Ce constat d'échec ne s'appuie cependant sur aucune logique. Dans les
cas où le marché fonctionne bien, l'observateur ne peut logiquement
porter un jugement de l'extérieur et qualifier d'échec des résultats
qu'il n'aime pas de son point de vue subjectif idéaliste, alors que les
participants eux-mêmes les ont souhaités. Par ailleurs, presque
toujours, le marché en question est faussé par une protection inadéquate
des droits de propriétés ou une réglementation étatique qui engendre des
distorsions dans les prix et autres signaux, ce qui modifie le
comportement des acteurs. On devrait alors parler plutôt de « défaillance
de l'intervention étatique », un concept beaucoup moins populaire
notamment parce les économistes universitaires sont eux-mêmes des
employés de l'État et que ce type de recherche ne favorise pas
l'obtention de bourses des fondations publiques.
Les défaillances de l'intervention étatiques sont pourtant légion et
font les manchettes tous les jours. Alors qu'il est impossible pour
l'observateur extérieur d'évaluer adéquatement le résultat d'un
processus de marché parce qu'il n'a pas d'objectif collectif défini
d'avance et qu'on ne peut savoir avec certitude ce qui ressortira de
l'interaction spontanée de millions d'individus, les interventions
étatiques, elles, sont des cas de laboratoires parfaits. On détermine au
départ une série d'objectifs avec des procédures à suivre pour y
arriver, on nomme des exécutants, on leur donne des moyens d'actions et
on établit un calendrier d'étapes.
Et qu'est-ce qu'on observe la plupart du temps? Que les objectifs n'ont
pas été atteints, ou même que c'est le contraire qui est survenu!

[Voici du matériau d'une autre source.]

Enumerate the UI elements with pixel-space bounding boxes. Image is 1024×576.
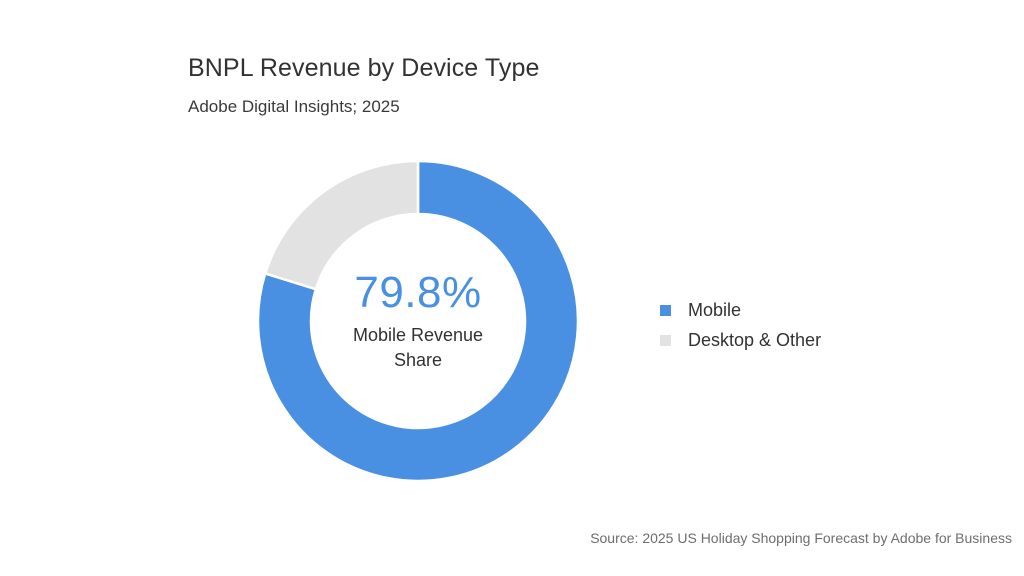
legend-label-desktop-other: Desktop & Other [688,329,822,350]
chart-title: BNPL Revenue by Device Type [188,54,540,82]
legend: Mobile Desktop & Other [660,299,821,359]
legend-swatch-mobile [660,304,671,316]
source-note: Source: 2025 US Holiday Shopping Forecas… [590,530,1012,546]
donut-chart [256,159,580,483]
donut-chart-container [253,156,583,486]
legend-swatch-desktop-other [660,334,671,346]
legend-item-desktop-other: Desktop & Other [660,329,821,351]
legend-label-mobile: Mobile [688,299,742,320]
chart-header: BNPL Revenue by Device Type Adobe Digita… [188,54,540,117]
legend-item-mobile: Mobile [660,299,821,321]
chart-subtitle: Adobe Digital Insights; 2025 [188,97,400,116]
donut-segment-desktop-other [263,159,420,291]
donut-segment-mobile [256,159,580,483]
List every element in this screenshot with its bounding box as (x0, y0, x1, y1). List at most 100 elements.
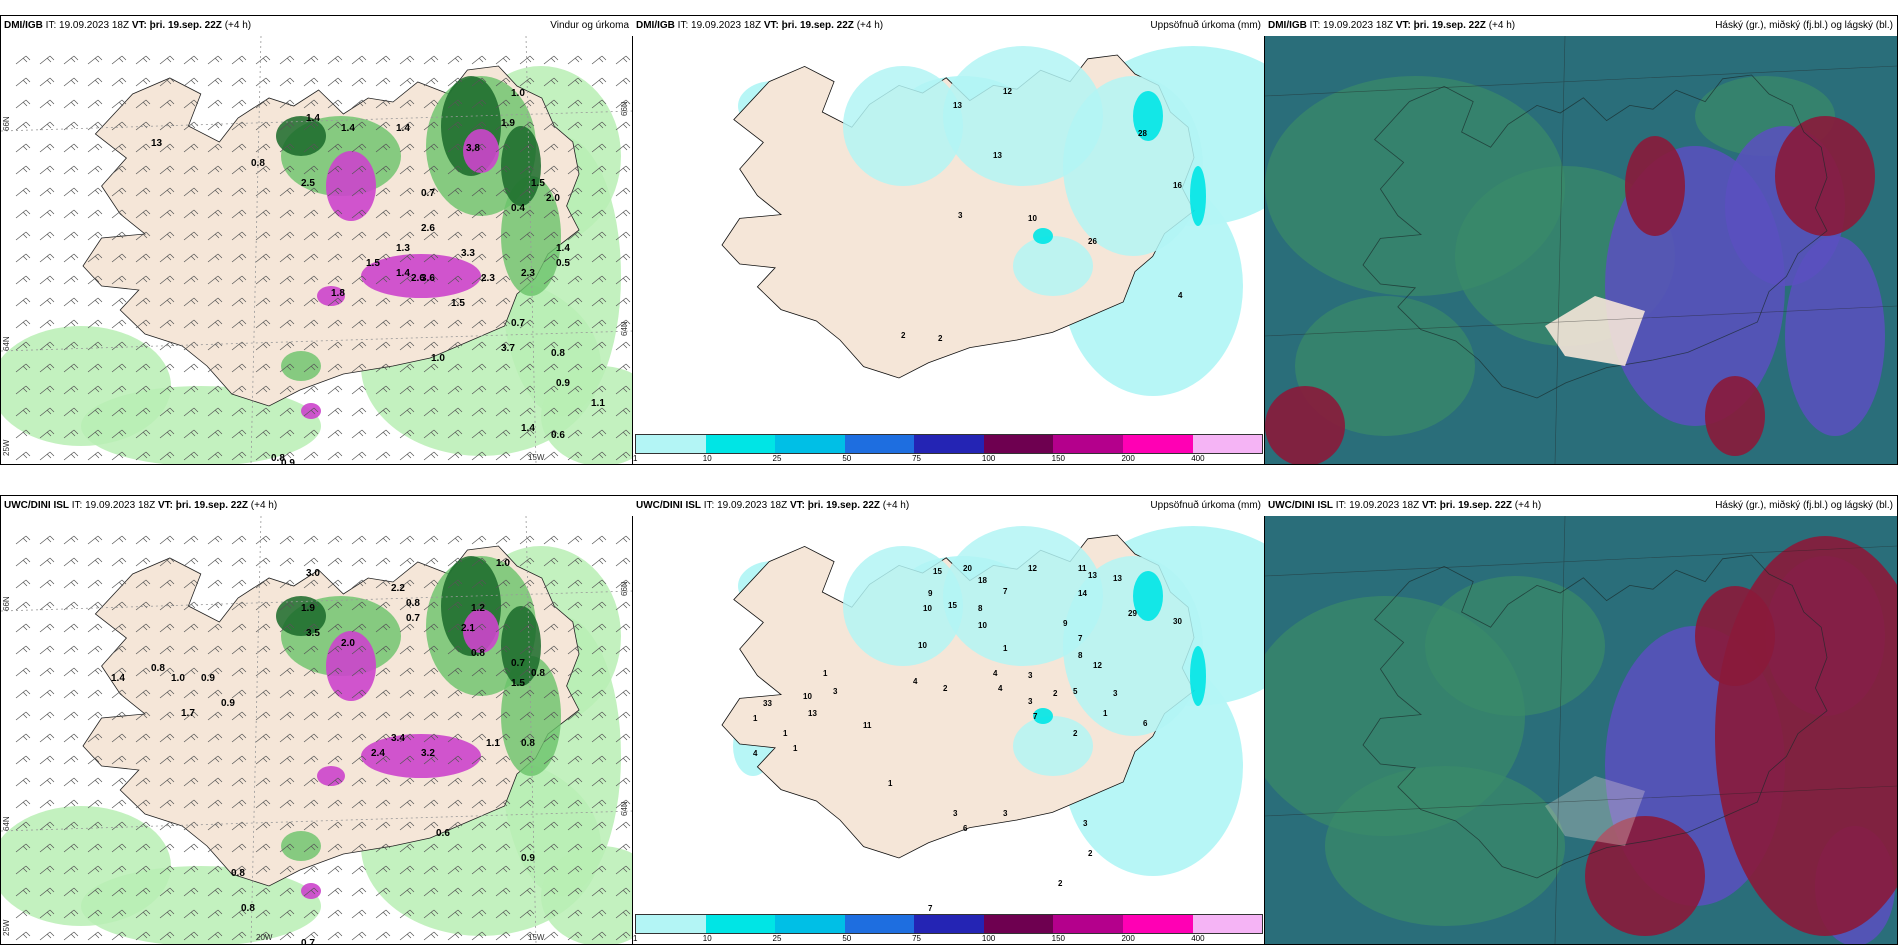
wind-barb (567, 601, 583, 611)
wind-barb (327, 601, 343, 611)
wind-barb (255, 363, 271, 373)
light-accum-area (943, 46, 1103, 186)
wind-barb (87, 451, 103, 461)
value-label: 2.6 (421, 223, 435, 234)
wind-barb (351, 623, 367, 633)
wind-barb (303, 909, 319, 919)
wind-barb (471, 667, 487, 677)
wind-barb (495, 55, 511, 65)
value-label: 2.0 (546, 193, 560, 204)
colorbar-segment (775, 435, 845, 453)
wind-barb (279, 99, 295, 109)
wind-barb (543, 385, 559, 395)
colorbar-segment (1053, 435, 1123, 453)
colorbar-ticks: 1 10 25 50 75 100 150 200 400 (633, 454, 1263, 464)
wind-barb (255, 865, 271, 875)
wind-barb (567, 887, 583, 897)
wind-barb (375, 777, 391, 787)
wind-barb (375, 909, 391, 919)
wind-barb (423, 319, 439, 329)
wind-barb (591, 99, 607, 109)
wind-barb (159, 451, 175, 461)
wind-barb (231, 887, 247, 897)
wind-barb (207, 363, 223, 373)
wind-barb (39, 887, 55, 897)
graticule (1265, 516, 1897, 944)
wind-barb (135, 865, 151, 875)
value-label: 3.5 (306, 628, 320, 639)
wind-barb (423, 121, 439, 131)
wind-barb (519, 187, 535, 197)
wind-barb (231, 209, 247, 219)
wind-barb (615, 407, 631, 417)
wind-barb (447, 843, 463, 853)
wind-barb (447, 865, 463, 875)
wind-barb (39, 557, 55, 567)
wind-barb (423, 429, 439, 439)
wind-barb (423, 623, 439, 633)
wind-map[interactable]: 66N 64N 25W 66N 64N 20W 15W 1.0 3.0 2.2 0.8 0.7 1.9 3… (1, 516, 633, 944)
accum-value-label: 7 (928, 904, 933, 913)
wind-barb (135, 143, 151, 153)
value-label: 1.0 (431, 353, 445, 364)
wind-barb (471, 909, 487, 919)
cloud-map[interactable] (1265, 516, 1897, 944)
wind-barb (495, 645, 511, 655)
wind-barb (519, 385, 535, 395)
wind-barb (327, 887, 343, 897)
panel-top-precip: DMI/IGB IT: 19.09.2023 18Z VT: þri. 19.s… (632, 15, 1266, 465)
accum-value-label: 11 (1078, 564, 1087, 573)
precip-map[interactable]: 12 13 13 28 16 3 10 26 4 2 2 (633, 36, 1265, 436)
wind-barb (207, 231, 223, 241)
wind-barb (375, 535, 391, 545)
wind-barb (591, 535, 607, 545)
wind-barb (159, 341, 175, 351)
accum-value-label: 3 (1028, 697, 1033, 706)
wind-barb (471, 341, 487, 351)
accum-value-label: 2 (1073, 729, 1078, 738)
wind-barb (327, 451, 343, 461)
wind-barb (591, 601, 607, 611)
wind-map[interactable]: 66N 64N 25W 66N 64N 15W 13 1.4 1.4 1.4 2.5 1.3 0.7 0.… (1, 36, 633, 464)
wind-barb (519, 623, 535, 633)
wind-barb (327, 843, 343, 853)
value-label: 0.9 (221, 698, 235, 709)
wind-barb (567, 777, 583, 787)
accum-value-label: 12 (1028, 564, 1037, 573)
cloud-map[interactable] (1265, 36, 1897, 464)
wind-barb (567, 99, 583, 109)
wind-barb (159, 143, 175, 153)
wind-barb (543, 645, 559, 655)
wind-barb (279, 865, 295, 875)
wind-barb (471, 143, 487, 153)
wind-barb (399, 231, 415, 241)
wind-barb (231, 121, 247, 131)
wind-barb (543, 535, 559, 545)
wind-barb (303, 407, 319, 417)
wind-barb (423, 909, 439, 919)
colorbar-segment (1122, 915, 1193, 933)
wind-barb (111, 319, 127, 329)
wind-barb (159, 667, 175, 677)
value-label: 0.9 (281, 458, 295, 464)
accum-value-label: 2 (1053, 689, 1058, 698)
wind-barb (567, 187, 583, 197)
wind-barb (111, 407, 127, 417)
wind-barb (327, 667, 343, 677)
wind-barb (15, 253, 31, 263)
wind-barb (351, 667, 367, 677)
wind-barb (183, 165, 199, 175)
wind-barb (495, 275, 511, 285)
mid-cloud-area (1425, 576, 1605, 716)
panel-title: Háský (gr.), miðský (fj.bl.) og lágský (… (1715, 20, 1893, 31)
precip-map[interactable]: 15 20 18 12 11 13 13 7 9 10 15 8 14 29 30 10 10 1 9 7 8 3 7 4 2 4… (633, 516, 1265, 916)
wind-barb (495, 209, 511, 219)
wind-barb (591, 777, 607, 787)
wind-barb (255, 843, 271, 853)
wind-barb (327, 209, 343, 219)
wind-barb (231, 821, 247, 831)
wind-barb (231, 733, 247, 743)
value-label: 0.9 (201, 673, 215, 684)
wind-barb (303, 843, 319, 853)
wind-barb (591, 319, 607, 329)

Pourquoi? Parce que l'interventionnisme étatique s'appuie sur l'illusion
qu'on peut planifier le développement social et économique, alors que
les planificateurs n'ont jamais à leur disposition toutes les
informations spécifiques nécessaires concernant l'état du système dans
son ensemble qu'ils essaient de manipuler, la société étant trop
complexe. Ces millions de données informationnelles spécifiques émergent
en cours de processus dans un marché libre et il est impossible de les
compiler de façon centralisée.
Les planificateurs s'appuient également sur une vision mécaniste des
phénomènes sociaux: on instaure une règle, on pèse sur le piton et hop,
ça s'enclenche et tous les rouages se mettent en marche tel que prévu.
La réalité, celle des incitations individuelles à agir dans un sens ou
dans l'autre par exemple, est bien plus compliquée que cela. Si une
partie seulement des processus impliqués se mettent à bouger dans un
sens différent de celui prévu, on peut arriver à des résultats
diamétralement opposés. C'est la
loi des conséquences inattentues.
Friedrich Hayek appelait cette croyance dans la capacité de contrôler
les facteurs sociaux et économiques pour leur faire produire un objectif
précis la « présomption fatale » des interventionnistes.
Un bel exemple de défaillance de l'intervention étatique qui faisait la
manchette le 9 septembre dernier est le programme « Agir autrement » de lutte contre le
décrochage scolaire en milieu défavorisé du ministère québécois de
l'Éducation qui,
apprend-on, a mené à des résultats contraires à ceux qu'on visait
huit ans et 300 millions de dollars plus tard. Notez le nom du
programme: ça fait des décennies que les fonctionnaires du gouvernement
du Québec s'amusent à transformer le système d'éducation et pour
justifier une autre expérience de manipulation, rien de mieux que de
faire à nouveau table rase et recommencer « autrement ».